As a Jew, as a woman, as a homosexual, as a communist she will never be as famous as the artists in her field,  André Breton or Georges Bataille. She published only a little of her work, a big part destroyed by the Nazis. In her lyrical magnum opus "Aveux non avenus" (Inane confessions) she handles her life in fragments and pieces of thoughts, engaging with the question of identity and authenticity, with the separation of self and body. 
Auf einigen ihrer Portraits schaut sie den Betrachter an, fordert ihn auf, in sie hineinzublicken. Auf anderen wirkt sie in sich gekehrt, als würde sie versuchen, sich nun doch endlich selbst zu entdecken. Ein „Ich“ kann niemals festgehalten werden, Cahun glaubt, sie verteilt sich auf zu viele Ebenen. Viel mehr geht es um eine Vielzahl von Ichs, die sie alle auf ihren Fotos darstellt – Spiegel, doppelte Belichtung oder der Zusammenschnitt mehrere Bilder zeigen, dass sie nie nur eins ist. 

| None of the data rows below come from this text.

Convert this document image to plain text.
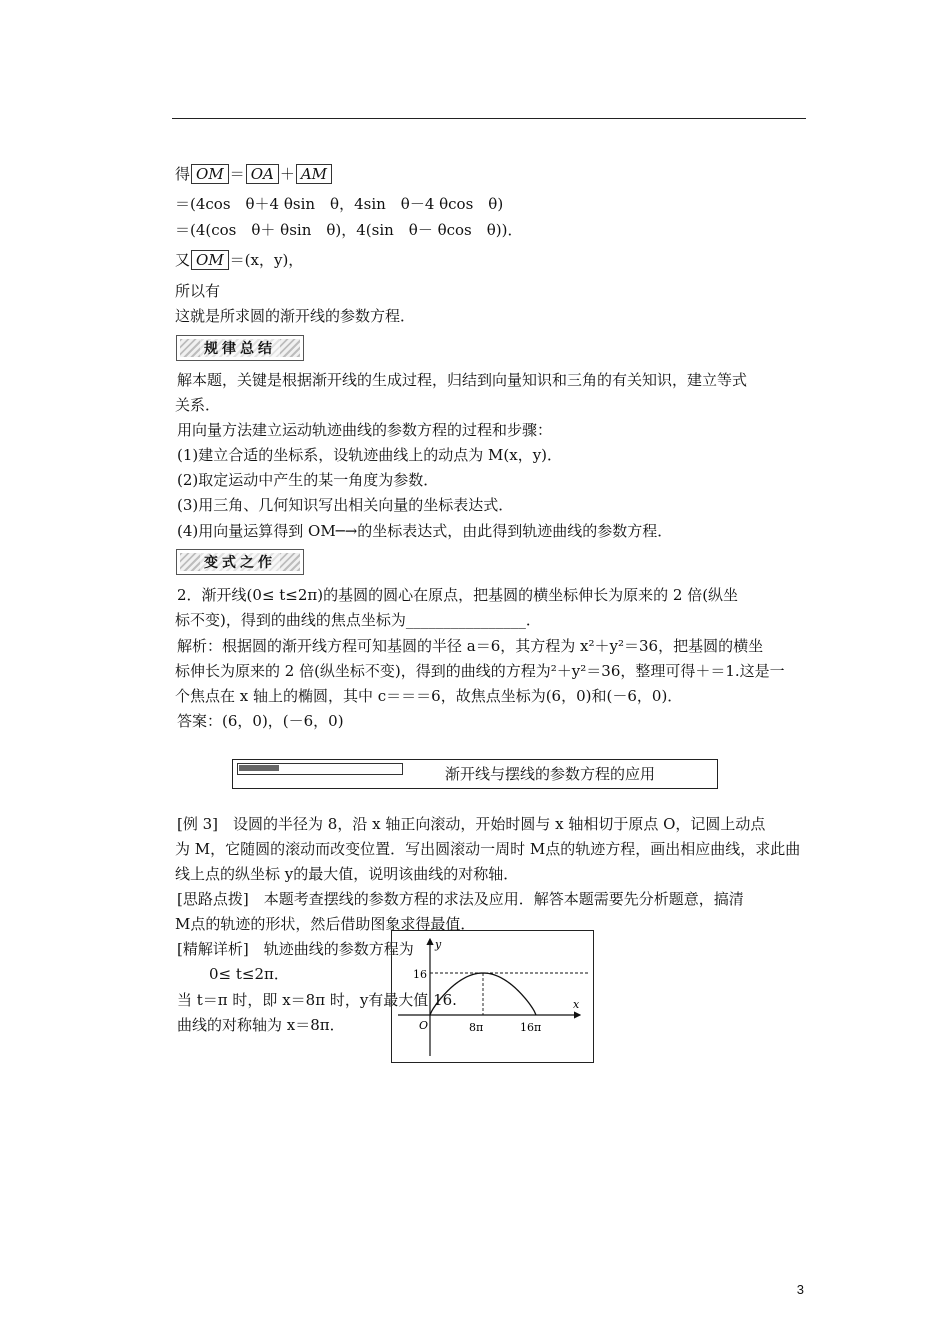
得 OM ＝ OA ＋ AM
＝(4cos　θ＋4 θsin　θ，4sin　θ－4 θcos　θ)
＝(4(cos　θ＋ θsin　θ)，4(sin　θ－ θcos　θ))．
又 OM ＝(x，y)，
所以有
这就是所求圆的渐开线的参数方程．
规律总结
解本题，关键是根据渐开线的生成过程，归结到向量知识和三角的有关知识，建立等式
关系．
用向量方法建立运动轨迹曲线的参数方程的过程和步骤：
(1)建立合适的坐标系，设轨迹曲线上的动点为 M(x，y)．
(2)取定运动中产生的某一角度为参数．
(3)用三角、几何知识写出相关向量的坐标表达式．
(4)用向量运算得到 OM─→的坐标表达式，由此得到轨迹曲线的参数方程．
变式之作
2．渐开线(0≤ t≤2π)的基圆的圆心在原点，把基圆的横坐标伸长为原来的 2 倍(纵坐
标不变)，得到的曲线的焦点坐标为________________．
解析：根据圆的渐开线方程可知基圆的半径 a＝6，其方程为 x²＋y²＝36，把基圆的横坐
标伸长为原来的 2 倍(纵坐标不变)，得到的曲线的方程为²＋y²＝36，整理可得＋＝1.这是一
个焦点在 x 轴上的椭圆，其中 c＝＝＝6，故焦点坐标为(6，0)和(－6，0)．
答案：(6，0)，(－6，0)
渐开线与摆线的参数方程的应用
[例 3]　设圆的半径为 8，沿 x 轴正向滚动，开始时圆与 x 轴相切于原点 O，记圆上动点
为 M，它随圆的滚动而改变位置．写出圆滚动一周时 M点的轨迹方程，画出相应曲线，求此曲
线上点的纵坐标 y的最大值，说明该曲线的对称轴．
[思路点拨]　本题考查摆线的参数方程的求法及应用．解答本题需要先分析题意，搞清
M点的轨迹的形状，然后借助图象求得最值．
[精解详析]　轨迹曲线的参数方程为
0≤ t≤2π．
当 t＝π 时，即 x＝8π 时，y有最大值 16.
曲线的对称轴为 x＝8π．
y
x
O
16
8π	16π
3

„Unter dieser Maske eine andere Maske. Ich werde niemals aufhören, alle diese Gesichter abzuziehen.“

In some of her portraits she looks at an observer, inviting him to look inside. In others she appears to do some soul-searching, as if she is trying to finally discover herself. An 'I'/'self' can never be recorded. Cahun believes, it is distributed over too many levels. Rather, it comes to a multiplicity of self, all of which she is in her photos- mirrors, double exposure or the contemplation of several pictures, show that she is never just one.



"Under these masks, another mask. I will never cease to remove these faces."